An increasing number of governments were suppressing
political opponents and restricting the freedom of assembly, reports our State
Department.
In Russia,
the State Department said in its annual human rights assessment, “the government
continued its crackdown on dissent that began afterVladimir Putin’s return to
the presidency.”
In Iran, there has been no
measurable improvement in the bleak human rights situation there since Hassan
Rouhani became president in August, the State Department said, and in Egypt, human rights abuses
that were prevalent under President Mohamed Morsi have continued since he was
deposed by Gen. Abdul-Fattah el-Sisi, now a field marshal.

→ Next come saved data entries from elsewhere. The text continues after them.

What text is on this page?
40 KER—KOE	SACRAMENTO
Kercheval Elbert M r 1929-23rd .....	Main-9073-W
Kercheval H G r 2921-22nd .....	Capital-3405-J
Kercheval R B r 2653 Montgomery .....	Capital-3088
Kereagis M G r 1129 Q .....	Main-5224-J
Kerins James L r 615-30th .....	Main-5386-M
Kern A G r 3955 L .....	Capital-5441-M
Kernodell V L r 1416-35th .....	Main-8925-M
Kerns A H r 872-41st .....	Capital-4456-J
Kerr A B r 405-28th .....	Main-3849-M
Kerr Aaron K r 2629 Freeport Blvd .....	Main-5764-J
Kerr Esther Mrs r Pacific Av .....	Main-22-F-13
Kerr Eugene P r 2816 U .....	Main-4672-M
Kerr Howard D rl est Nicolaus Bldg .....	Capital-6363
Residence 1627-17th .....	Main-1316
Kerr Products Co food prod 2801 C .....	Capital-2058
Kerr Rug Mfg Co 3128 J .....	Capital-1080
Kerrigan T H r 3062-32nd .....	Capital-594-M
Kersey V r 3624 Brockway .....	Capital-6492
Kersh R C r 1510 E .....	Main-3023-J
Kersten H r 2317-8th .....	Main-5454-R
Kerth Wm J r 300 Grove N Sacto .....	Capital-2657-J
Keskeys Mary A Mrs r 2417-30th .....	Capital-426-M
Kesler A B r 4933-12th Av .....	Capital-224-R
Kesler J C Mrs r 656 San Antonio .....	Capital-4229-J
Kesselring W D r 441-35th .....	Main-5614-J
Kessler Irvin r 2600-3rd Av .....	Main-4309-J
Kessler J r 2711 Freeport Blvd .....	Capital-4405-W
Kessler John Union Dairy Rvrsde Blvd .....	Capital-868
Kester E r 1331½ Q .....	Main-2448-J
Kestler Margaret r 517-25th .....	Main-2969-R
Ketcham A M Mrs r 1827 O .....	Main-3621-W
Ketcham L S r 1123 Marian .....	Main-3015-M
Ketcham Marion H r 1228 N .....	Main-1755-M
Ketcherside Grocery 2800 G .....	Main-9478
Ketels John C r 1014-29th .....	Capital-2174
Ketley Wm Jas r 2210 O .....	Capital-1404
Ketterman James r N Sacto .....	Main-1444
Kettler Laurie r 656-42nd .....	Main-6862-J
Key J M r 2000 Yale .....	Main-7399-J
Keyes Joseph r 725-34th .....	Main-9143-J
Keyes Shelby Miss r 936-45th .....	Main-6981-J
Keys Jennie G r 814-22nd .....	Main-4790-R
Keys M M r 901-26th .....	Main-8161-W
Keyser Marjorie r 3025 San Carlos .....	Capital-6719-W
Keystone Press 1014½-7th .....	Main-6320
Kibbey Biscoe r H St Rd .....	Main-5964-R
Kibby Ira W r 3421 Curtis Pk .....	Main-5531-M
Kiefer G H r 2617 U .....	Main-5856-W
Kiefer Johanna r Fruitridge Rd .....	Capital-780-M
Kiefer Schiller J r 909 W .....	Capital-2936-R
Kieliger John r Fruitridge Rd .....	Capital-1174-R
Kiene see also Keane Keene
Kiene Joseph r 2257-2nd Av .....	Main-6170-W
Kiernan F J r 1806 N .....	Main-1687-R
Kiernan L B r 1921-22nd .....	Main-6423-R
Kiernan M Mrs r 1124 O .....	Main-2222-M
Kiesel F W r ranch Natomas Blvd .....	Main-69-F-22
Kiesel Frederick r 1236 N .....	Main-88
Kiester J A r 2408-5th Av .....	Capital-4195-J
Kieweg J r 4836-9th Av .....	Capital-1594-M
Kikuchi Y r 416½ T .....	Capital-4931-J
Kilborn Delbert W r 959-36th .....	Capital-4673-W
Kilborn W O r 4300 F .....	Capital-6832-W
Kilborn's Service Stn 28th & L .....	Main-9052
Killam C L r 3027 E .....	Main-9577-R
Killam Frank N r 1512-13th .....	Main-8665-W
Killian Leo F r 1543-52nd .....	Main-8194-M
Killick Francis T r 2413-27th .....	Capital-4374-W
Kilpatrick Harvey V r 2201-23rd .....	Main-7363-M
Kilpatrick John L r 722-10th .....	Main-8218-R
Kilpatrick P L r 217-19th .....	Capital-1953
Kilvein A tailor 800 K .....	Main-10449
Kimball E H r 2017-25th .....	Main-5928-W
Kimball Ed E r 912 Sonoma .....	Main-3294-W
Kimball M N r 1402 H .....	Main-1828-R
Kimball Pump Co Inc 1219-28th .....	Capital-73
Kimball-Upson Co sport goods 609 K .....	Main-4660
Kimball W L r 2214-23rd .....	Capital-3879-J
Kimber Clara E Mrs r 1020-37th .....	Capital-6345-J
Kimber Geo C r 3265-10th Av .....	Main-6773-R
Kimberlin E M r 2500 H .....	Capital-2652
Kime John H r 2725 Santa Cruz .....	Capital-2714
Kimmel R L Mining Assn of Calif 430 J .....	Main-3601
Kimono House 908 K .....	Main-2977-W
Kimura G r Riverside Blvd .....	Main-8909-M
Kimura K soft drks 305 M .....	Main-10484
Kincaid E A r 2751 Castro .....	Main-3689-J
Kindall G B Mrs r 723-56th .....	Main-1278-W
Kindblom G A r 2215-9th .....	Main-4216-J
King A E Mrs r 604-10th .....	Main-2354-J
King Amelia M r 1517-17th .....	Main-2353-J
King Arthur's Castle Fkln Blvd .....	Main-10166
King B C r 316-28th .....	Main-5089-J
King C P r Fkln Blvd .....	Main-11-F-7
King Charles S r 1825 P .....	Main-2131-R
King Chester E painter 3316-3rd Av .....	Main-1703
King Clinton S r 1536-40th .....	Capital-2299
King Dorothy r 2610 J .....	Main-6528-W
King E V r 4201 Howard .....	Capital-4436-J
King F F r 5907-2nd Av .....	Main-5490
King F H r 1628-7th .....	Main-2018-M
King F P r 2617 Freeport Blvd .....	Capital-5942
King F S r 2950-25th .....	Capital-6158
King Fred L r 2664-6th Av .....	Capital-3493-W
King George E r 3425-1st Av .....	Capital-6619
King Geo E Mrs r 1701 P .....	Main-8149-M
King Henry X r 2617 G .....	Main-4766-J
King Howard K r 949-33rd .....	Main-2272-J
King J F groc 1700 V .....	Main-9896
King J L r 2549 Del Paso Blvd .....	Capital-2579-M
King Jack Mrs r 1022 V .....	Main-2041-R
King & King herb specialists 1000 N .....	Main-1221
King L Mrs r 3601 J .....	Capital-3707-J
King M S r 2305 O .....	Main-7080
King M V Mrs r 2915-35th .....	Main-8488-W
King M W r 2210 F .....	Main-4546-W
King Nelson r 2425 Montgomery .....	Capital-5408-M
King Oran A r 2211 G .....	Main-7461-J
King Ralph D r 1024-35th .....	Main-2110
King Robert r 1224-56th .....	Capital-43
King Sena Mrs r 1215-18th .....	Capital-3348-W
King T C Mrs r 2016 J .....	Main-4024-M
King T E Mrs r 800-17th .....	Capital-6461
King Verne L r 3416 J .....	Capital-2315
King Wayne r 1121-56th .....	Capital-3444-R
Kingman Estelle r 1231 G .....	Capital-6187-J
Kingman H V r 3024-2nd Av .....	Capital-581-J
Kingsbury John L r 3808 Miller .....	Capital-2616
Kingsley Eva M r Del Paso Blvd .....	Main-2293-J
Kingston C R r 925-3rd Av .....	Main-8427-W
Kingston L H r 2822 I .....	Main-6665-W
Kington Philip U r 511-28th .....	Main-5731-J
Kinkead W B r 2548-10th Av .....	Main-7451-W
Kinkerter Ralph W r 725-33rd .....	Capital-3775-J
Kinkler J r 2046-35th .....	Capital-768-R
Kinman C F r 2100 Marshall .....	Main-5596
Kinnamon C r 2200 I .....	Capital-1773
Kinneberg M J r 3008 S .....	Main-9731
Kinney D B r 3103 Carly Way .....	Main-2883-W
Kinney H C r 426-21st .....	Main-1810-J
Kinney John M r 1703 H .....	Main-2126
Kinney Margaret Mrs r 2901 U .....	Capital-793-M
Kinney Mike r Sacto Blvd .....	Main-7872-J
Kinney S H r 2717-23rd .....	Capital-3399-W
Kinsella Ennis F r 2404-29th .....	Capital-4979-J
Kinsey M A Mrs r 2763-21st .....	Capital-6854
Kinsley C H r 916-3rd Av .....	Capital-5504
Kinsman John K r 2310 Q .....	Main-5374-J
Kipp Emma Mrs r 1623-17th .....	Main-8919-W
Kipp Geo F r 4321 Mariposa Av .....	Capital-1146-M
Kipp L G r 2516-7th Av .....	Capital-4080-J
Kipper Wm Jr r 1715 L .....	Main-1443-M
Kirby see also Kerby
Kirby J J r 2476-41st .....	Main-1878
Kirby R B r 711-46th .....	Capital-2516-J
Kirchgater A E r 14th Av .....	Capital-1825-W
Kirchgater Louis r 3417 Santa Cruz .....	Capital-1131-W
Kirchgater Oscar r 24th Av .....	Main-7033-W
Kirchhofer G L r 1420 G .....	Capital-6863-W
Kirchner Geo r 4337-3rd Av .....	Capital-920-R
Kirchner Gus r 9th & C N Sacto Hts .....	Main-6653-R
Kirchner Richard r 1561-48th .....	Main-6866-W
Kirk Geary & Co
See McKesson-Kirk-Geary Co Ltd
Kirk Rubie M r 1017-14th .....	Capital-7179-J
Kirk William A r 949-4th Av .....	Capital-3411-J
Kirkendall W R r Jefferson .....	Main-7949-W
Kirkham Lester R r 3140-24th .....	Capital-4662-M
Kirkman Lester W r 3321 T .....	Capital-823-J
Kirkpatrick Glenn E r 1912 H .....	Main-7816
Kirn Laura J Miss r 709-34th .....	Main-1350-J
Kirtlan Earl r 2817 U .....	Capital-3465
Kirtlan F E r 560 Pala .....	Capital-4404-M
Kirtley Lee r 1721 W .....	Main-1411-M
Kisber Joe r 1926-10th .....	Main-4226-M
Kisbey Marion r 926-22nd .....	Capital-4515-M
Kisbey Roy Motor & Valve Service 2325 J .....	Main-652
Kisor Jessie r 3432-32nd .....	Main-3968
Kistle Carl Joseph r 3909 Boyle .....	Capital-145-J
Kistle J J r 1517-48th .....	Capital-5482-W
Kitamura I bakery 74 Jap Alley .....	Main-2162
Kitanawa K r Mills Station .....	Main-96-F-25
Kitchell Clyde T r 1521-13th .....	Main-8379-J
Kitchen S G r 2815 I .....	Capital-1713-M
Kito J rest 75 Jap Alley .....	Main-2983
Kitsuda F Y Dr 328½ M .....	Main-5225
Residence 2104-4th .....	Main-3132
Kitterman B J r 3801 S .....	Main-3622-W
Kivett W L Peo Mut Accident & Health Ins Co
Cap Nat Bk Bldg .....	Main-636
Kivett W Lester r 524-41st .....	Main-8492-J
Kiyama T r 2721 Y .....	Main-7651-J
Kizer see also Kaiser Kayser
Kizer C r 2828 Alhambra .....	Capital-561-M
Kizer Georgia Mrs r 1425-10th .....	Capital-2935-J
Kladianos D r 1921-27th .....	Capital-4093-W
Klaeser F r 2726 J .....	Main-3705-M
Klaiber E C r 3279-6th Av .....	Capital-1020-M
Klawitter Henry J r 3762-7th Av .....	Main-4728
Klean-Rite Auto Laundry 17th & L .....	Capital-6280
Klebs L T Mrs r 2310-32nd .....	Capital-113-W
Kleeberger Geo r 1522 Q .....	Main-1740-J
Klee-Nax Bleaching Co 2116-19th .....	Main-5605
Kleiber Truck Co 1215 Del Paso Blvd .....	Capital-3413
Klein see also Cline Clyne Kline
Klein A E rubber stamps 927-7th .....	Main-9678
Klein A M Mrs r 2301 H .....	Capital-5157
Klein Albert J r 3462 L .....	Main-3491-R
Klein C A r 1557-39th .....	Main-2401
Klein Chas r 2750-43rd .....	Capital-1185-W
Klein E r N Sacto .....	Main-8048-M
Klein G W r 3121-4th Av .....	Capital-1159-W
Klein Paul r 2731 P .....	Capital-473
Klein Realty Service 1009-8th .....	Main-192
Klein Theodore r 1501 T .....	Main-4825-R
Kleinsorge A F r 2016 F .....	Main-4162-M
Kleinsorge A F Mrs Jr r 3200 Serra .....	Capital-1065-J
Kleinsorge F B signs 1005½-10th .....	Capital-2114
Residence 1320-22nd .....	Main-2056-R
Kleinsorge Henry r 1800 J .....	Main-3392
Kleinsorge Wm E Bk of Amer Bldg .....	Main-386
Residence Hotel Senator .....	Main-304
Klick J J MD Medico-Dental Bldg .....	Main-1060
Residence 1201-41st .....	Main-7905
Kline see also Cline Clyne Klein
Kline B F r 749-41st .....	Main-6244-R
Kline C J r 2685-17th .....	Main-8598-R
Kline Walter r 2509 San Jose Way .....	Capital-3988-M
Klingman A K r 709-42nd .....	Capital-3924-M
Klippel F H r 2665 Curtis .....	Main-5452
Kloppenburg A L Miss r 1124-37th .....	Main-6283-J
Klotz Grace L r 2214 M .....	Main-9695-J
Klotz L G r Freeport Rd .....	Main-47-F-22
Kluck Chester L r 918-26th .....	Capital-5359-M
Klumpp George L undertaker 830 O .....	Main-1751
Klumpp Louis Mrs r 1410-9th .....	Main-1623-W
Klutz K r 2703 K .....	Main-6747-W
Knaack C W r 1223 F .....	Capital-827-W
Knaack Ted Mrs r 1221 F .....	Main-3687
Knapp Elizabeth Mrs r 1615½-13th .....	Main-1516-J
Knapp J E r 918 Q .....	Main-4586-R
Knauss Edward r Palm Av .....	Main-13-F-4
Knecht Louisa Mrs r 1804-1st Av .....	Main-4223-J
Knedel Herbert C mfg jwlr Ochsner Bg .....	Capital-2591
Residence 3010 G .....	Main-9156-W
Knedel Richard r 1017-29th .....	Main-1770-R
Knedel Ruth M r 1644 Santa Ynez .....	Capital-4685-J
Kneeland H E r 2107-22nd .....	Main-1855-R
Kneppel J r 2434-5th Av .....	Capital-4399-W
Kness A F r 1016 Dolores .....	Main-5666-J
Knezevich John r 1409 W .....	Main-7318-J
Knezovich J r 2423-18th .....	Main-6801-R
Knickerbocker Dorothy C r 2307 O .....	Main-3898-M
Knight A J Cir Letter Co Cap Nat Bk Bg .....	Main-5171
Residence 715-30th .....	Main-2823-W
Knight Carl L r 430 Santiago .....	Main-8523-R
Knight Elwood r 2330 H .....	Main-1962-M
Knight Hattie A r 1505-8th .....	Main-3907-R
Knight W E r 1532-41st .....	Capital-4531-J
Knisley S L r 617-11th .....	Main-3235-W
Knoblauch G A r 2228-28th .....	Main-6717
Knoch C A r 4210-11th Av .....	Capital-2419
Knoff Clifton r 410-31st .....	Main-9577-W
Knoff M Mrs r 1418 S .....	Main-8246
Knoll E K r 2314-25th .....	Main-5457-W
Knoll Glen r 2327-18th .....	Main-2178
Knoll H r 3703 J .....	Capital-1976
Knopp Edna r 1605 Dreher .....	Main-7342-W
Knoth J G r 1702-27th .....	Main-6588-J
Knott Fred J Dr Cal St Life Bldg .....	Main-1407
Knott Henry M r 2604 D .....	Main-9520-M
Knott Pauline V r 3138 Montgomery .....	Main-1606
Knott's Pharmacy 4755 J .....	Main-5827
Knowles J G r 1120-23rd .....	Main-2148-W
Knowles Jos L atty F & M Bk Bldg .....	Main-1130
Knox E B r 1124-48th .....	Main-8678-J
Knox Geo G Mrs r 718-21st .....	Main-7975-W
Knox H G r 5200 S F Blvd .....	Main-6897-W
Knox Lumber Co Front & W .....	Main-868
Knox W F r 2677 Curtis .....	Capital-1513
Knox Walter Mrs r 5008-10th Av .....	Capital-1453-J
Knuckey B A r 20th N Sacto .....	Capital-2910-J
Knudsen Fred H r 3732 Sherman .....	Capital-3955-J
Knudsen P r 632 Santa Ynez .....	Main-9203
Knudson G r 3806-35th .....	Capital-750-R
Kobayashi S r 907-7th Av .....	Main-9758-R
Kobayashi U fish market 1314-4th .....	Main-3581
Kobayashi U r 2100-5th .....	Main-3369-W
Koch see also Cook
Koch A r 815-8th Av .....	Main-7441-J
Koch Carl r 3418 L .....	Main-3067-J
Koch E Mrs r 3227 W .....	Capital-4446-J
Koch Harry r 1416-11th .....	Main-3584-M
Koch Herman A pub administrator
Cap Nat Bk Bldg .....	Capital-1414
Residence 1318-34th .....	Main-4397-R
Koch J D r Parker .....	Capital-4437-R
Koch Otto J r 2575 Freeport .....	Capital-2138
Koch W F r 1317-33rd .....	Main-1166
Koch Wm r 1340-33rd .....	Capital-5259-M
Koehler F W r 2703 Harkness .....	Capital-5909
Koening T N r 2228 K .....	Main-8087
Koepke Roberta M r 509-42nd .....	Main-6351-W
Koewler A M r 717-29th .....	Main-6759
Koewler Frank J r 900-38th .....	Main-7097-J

The report is a sobering assessment of the prospects
for the spread of democracy. “A growing number of countries are cracking down
on civil society,” said Uzra Zeya, the senior State Department official who
supervised the preparation of the report. “Evidence of this reality is apparent
in every corner of the globe.”
Congress requires the State Department to prepare
the report covering the United States’ partners as well as its enemies. The
State Department’s briefing room was packed Thursday with foreign reporters and
attachés from foreign embassies eager to learn what the assessment said about
their countries.
In a briefing for reporters, Ms. Zeya said that 2013
was marked by “some of the most egregious atrocities in recent memory,”
including the Aug. 21 chemical weapons attack in Syria that killed 1,429 people
and what the State Department said were “rampant disappearances” in North
Korea.
On a positive note, the report said that Myanmar had released more than 1,100 political prisoners and
had allowed the International Committee of the Red Cross to visit all of its
prison and labor camps. But the report noted that the government had done
little to help members of an Islamic minority in Rakhine State who have been
displaced by sectarian violence. Tens of thousands of them are still in camps,
the State Department said.
The overall trend was not encouraging. Surveying the
global situation, the report said that more than a third of the world’s people
live in countries that are ruled by authoritarian governments, and that there
was a widening gap between the rights that are guaranteed by international law
and the “daily realities” around the world.